Yes, people are always going to want to use multiple tools to get work done. But it’s important that those tools work together so we enable flexibility rather than locking people into a walled garden. There’s nothing worse than the realization that you can’t access a link or file from somebody on a different team because the software they’re using isn’t compatible with your own, as can often be the case with legacy IT systems.

As one our of our six principles, this compatibility is at the heart of Workplace. In 2017 we announced integrations with some of the world’s leading cloud services – from OneDrive, Office 365 and G Suite to Box, Dropbox, Salesforce and Okta – to make it easier than ever to share and discover documents in Workplace.

In 2018, we’ve accelerated this focus, launching an Integrations Directory with over 50 popular enterprise tools so organizations can work faster.

This includes best-in-class SaaS apps like Jira, Zoom, Sharepoint, ADP and ServiceNow. So we can confidently say that Workplace works #bettertogether with the leading apps and service providers in the industry.

The average marketing department in a large organization already uses over 90 different apps to get work done. But at the same time, we are witnessing a critical failure of innovation.

5: Connected

The fifth principle we’ve identified is the expectation that the workplace of the future will be connected. In fact, in the workplace of the future, everybody will be connected to everybody.

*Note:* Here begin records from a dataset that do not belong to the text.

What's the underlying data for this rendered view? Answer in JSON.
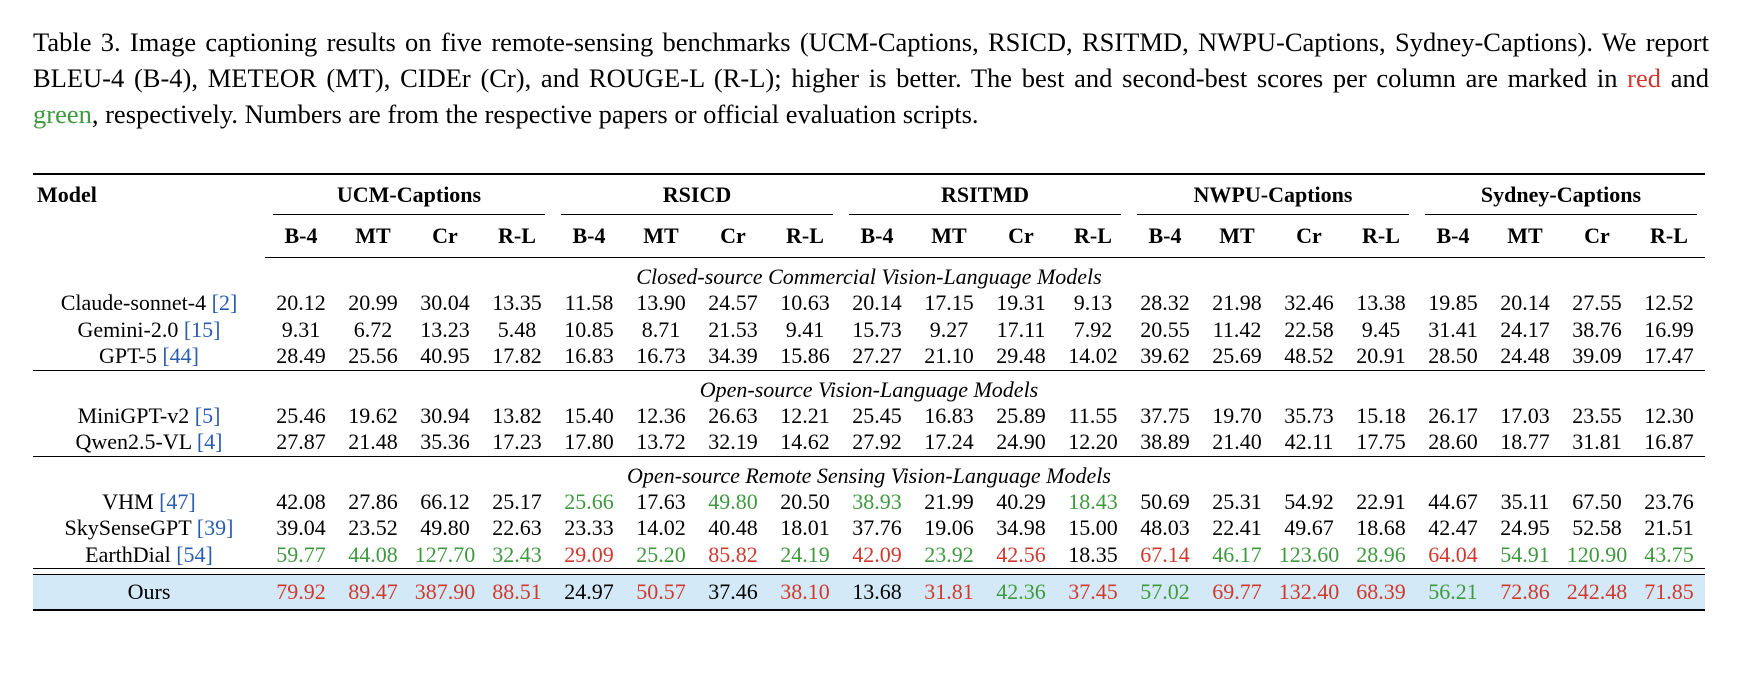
{
  "caption": [
    "Table 3.  Image captioning results on five remote-sensing benchmarks (UCM-Captions, RSICD, RSITMD, NWPU-Captions, Sydney-Captions). We report BLEU-4 (B-4), METEOR (MT), CIDEr (Cr), and ROUGE-L (R-L); higher is better. The best and second-best scores per column are marked in ",
    "red",
    " and ",
    "green",
    ", respectively. Numbers are from the respective papers or official evaluation scripts."
  ],
  "table": {
    "model_header": "Model",
    "groups": [
      "UCM-Captions",
      "RSICD",
      "RSITMD",
      "NWPU-Captions",
      "Sydney-Captions"
    ],
    "subheaders": [
      "B-4",
      "MT",
      "Cr",
      "R-L"
    ],
    "sections": [
      {
        "title": "Closed-source Commercial Vision-Language Models",
        "rows": [
          {
            "model": "Claude-sonnet-4",
            "cite": "[2]",
            "cells": [
              "20.12",
              "20.99",
              "30.04",
              "13.35",
              "11.58",
              "13.90",
              "24.57",
              "10.63",
              "20.14",
              "17.15",
              "19.31",
              "9.13",
              "28.32",
              "21.98",
              "32.46",
              "13.38",
              "19.85",
              "20.14",
              "27.55",
              "12.52"
            ],
            "colors": [
              null,
              null,
              null,
              null,
              null,
              null,
              null,
              null,
              null,
              null,
              null,
              null,
              null,
              null,
              null,
              null,
              null,
              null,
              null,
              null
            ]
          },
          {
            "model": "Gemini-2.0",
            "cite": "[15]",
            "cells": [
              "9.31",
              "6.72",
              "13.23",
              "5.48",
              "10.85",
              "8.71",
              "21.53",
              "9.41",
              "15.73",
              "9.27",
              "17.11",
              "7.92",
              "20.55",
              "11.42",
              "22.58",
              "9.45",
              "31.41",
              "24.17",
              "38.76",
              "16.99"
            ],
            "colors": [
              null,
              null,
              null,
              null,
              null,
              null,
              null,
              null,
              null,
              null,
              null,
              null,
              null,
              null,
              null,
              null,
              null,
              null,
              null,
              null
            ]
          },
          {
            "model": "GPT-5",
            "cite": "[44]",
            "cells": [
              "28.49",
              "25.56",
              "40.95",
              "17.82",
              "16.83",
              "16.73",
              "34.39",
              "15.86",
              "27.27",
              "21.10",
              "29.48",
              "14.02",
              "39.62",
              "25.69",
              "48.52",
              "20.91",
              "28.50",
              "24.48",
              "39.09",
              "17.47"
            ],
            "colors": [
              null,
              null,
              null,
              null,
              null,
              null,
              null,
              null,
              null,
              null,
              null,
              null,
              null,
              null,
              null,
              null,
              null,
              null,
              null,
              null
            ]
          }
        ]
      },
      {
        "title": "Open-source Vision-Language Models",
        "rows": [
          {
            "model": "MiniGPT-v2",
            "cite": "[5]",
            "cells": [
              "25.46",
              "19.62",
              "30.94",
              "13.82",
              "15.40",
              "12.36",
              "26.63",
              "12.21",
              "25.45",
              "16.83",
              "25.89",
              "11.55",
              "37.75",
              "19.70",
              "35.73",
              "15.18",
              "26.17",
              "17.03",
              "23.55",
              "12.30"
            ],
            "colors": [
              null,
              null,
              null,
              null,
              null,
              null,
              null,
              null,
              null,
              null,
              null,
              null,
              null,
              null,
              null,
              null,
              null,
              null,
              null,
              null
            ]
          },
          {
            "model": "Qwen2.5-VL",
            "cite": "[4]",
            "cells": [
              "27.87",
              "21.48",
              "35.36",
              "17.23",
              "17.80",
              "13.72",
              "32.19",
              "14.62",
              "27.92",
              "17.24",
              "24.90",
              "12.20",
              "38.89",
              "21.40",
              "42.11",
              "17.75",
              "28.60",
              "18.77",
              "31.81",
              "16.87"
            ],
            "colors": [
              null,
              null,
              null,
              null,
              null,
              null,
              null,
              null,
              null,
              null,
              null,
              null,
              null,
              null,
              null,
              null,
              null,
              null,
              null,
              null
            ]
          }
        ]
      },
      {
        "title": "Open-source Remote Sensing Vision-Language Models",
        "rows": [
          {
            "model": "VHM",
            "cite": "[47]",
            "cells": [
              "42.08",
              "27.86",
              "66.12",
              "25.17",
              "25.66",
              "17.63",
              "49.80",
              "20.50",
              "38.93",
              "21.99",
              "40.29",
              "18.43",
              "50.69",
              "25.31",
              "54.92",
              "22.91",
              "44.67",
              "35.11",
              "67.50",
              "23.76"
            ],
            "colors": [
              null,
              null,
              null,
              null,
              "#3f9a3f",
              null,
              "#3f9a3f",
              null,
              "#3f9a3f",
              null,
              null,
              "#3f9a3f",
              null,
              null,
              null,
              null,
              null,
              null,
              null,
              null
            ]
          },
          {
            "model": "SkySenseGPT",
            "cite": "[39]",
            "cells": [
              "39.04",
              "23.52",
              "49.80",
              "22.63",
              "23.33",
              "14.02",
              "40.48",
              "18.01",
              "37.76",
              "19.06",
              "34.98",
              "15.00",
              "48.03",
              "22.41",
              "49.67",
              "18.68",
              "42.47",
              "24.95",
              "52.58",
              "21.51"
            ],
            "colors": [
              null,
              null,
              null,
              null,
              null,
              null,
              null,
              null,
              null,
              null,
              null,
              null,
              null,
              null,
              null,
              null,
              null,
              null,
              null,
              null
            ]
          },
          {
            "model": "EarthDial",
            "cite": "[54]",
            "cells": [
              "59.77",
              "44.08",
              "127.70",
              "32.43",
              "29.09",
              "25.20",
              "85.82",
              "24.19",
              "42.09",
              "23.92",
              "42.56",
              "18.35",
              "67.14",
              "46.17",
              "123.60",
              "28.96",
              "64.04",
              "54.91",
              "120.90",
              "43.75"
            ],
            "colors": [
              "#3f9a3f",
              "#3f9a3f",
              "#3f9a3f",
              "#3f9a3f",
              "#d0392e",
              "#3f9a3f",
              "#d0392e",
              "#3f9a3f",
              "#d0392e",
              "#3f9a3f",
              "#d0392e",
              null,
              "#d0392e",
              "#3f9a3f",
              "#3f9a3f",
              "#3f9a3f",
              "#d0392e",
              "#3f9a3f",
              "#3f9a3f",
              "#3f9a3f"
            ]
          }
        ]
      }
    ],
    "ours": {
      "model": "Ours",
      "cells": [
        "79.92",
        "89.47",
        "387.90",
        "88.51",
        "24.97",
        "50.57",
        "37.46",
        "38.10",
        "13.68",
        "31.81",
        "42.36",
        "37.45",
        "57.02",
        "69.77",
        "132.40",
        "68.39",
        "56.21",
        "72.86",
        "242.48",
        "71.85"
      ],
      "colors": [
        "#d0392e",
        "#d0392e",
        "#d0392e",
        "#d0392e",
        null,
        "#d0392e",
        null,
        "#d0392e",
        null,
        "#d0392e",
        "#3f9a3f",
        "#d0392e",
        "#3f9a3f",
        "#d0392e",
        "#d0392e",
        "#d0392e",
        "#3f9a3f",
        "#d0392e",
        "#d0392e",
        "#d0392e"
      ]
    }
  }
}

Today, communication inside companies is often restricted to people who have an email address and a computer. But we know that this desktop-based way of working no longer reflects reality for millions of people around the world.

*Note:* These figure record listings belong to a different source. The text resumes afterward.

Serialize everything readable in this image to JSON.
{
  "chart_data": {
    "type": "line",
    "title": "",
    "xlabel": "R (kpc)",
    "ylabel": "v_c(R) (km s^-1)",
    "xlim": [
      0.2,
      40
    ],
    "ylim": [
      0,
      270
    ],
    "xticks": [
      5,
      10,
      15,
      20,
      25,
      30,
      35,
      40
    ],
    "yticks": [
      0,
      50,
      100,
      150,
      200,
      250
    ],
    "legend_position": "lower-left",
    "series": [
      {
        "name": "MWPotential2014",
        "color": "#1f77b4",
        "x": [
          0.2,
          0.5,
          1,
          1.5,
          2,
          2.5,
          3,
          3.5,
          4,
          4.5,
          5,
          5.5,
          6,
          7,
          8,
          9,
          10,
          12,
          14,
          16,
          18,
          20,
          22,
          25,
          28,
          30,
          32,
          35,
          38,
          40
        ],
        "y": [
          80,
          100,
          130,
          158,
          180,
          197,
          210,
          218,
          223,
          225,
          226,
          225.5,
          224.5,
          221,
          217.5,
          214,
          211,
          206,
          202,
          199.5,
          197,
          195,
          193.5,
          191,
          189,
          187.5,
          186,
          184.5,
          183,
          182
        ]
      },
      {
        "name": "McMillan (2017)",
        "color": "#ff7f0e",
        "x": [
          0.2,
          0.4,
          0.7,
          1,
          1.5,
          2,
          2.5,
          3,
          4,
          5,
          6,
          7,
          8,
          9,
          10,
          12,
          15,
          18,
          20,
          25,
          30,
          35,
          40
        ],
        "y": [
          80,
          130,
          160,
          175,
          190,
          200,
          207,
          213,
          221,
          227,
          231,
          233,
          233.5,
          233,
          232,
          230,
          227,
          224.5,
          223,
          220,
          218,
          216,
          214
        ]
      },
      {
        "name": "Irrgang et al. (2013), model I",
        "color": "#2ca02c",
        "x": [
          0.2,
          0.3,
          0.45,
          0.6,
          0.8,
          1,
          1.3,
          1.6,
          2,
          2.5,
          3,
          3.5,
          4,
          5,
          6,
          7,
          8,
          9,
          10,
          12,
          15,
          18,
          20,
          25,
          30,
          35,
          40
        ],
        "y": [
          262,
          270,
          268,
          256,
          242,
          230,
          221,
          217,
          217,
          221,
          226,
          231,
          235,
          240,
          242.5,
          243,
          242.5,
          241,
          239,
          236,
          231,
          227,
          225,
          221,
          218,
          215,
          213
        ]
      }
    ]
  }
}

It’s estimated that by 2020, 50 percent of the US workforce will be freelancers with no fixed “place” of work; 40 percent of Gen Y-ers say they’d take a pay cut if they could travel the world while working. As we noted earlier, 88 percent of highly engaged employees are already able to choose where to work depending on what they’re doing. In addition, there are millions of people working not in wired offices but in factories, shop floors, out in the field, even at sea.

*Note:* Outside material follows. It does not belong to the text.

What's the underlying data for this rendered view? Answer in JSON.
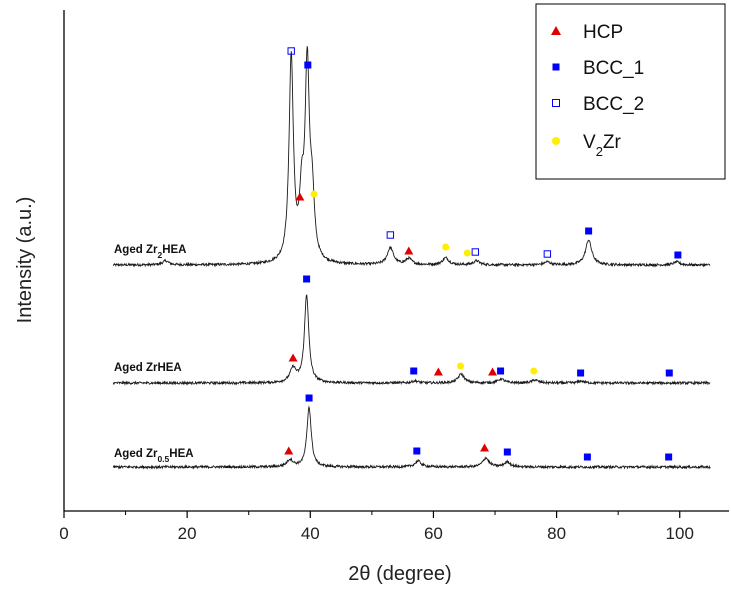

With mobile, we finally have the power to connect everybody across an organization. The beauty of platforms like Workplace is that the same product that works for the globe-traveling CEO works for the marketing team back at HQ, the regional team in a satellite office, and the on-the-move buyer, salesperson and field agent.

By connecting companies from top to bottom we can transform culture. According to Deloitte, 69 percent of C-level executives say company culture – especially transparency in internal communications – is critical to realizing their vision and mission.

We can also connect teams across different companies. Multi-Company Groups dramatically increases the speed and ease of collaboration between media agencies and their clients, between lease holders and facilities managers, between Groups of every kind that form from different companies for a common purpose.

6: Personalized

The final principle we’ve identified is the expectation that information in the workplace of the future will be personalized. This matters more than ever as the volume and the velocity of information hitting employees accelerates daily. The need to make sense of information quickly and prioritize it effectively is going to be a critical competitive skill.

The “everything, everywhere, anytime” culture of mobile means we now have access to an almost infinite quantity of news, films, games, books, music and more at the touch of a button. Yet the time we have to consume it remains the same.

Facebook’s well-known solution is the News Feed. News Feed is essentially a personalized newspaper. Facebook uses an algorithm based on a series of signals derived from people’s real behavior. Signals include the friends that you follow, the family you’re connected to and the pages, brands or things that you identify with a “like.” The aggregate of all these influences and connections is known as the Social Graph.

At Workplace, we’re building the Work Graph in the same way that Facebook built the Social Graph. Eventually, we’ll use contextual signals like the connections between people and teams, the documents you download, the messages you reply to and even the meetings you attend to understand not just what you do but who you are at work.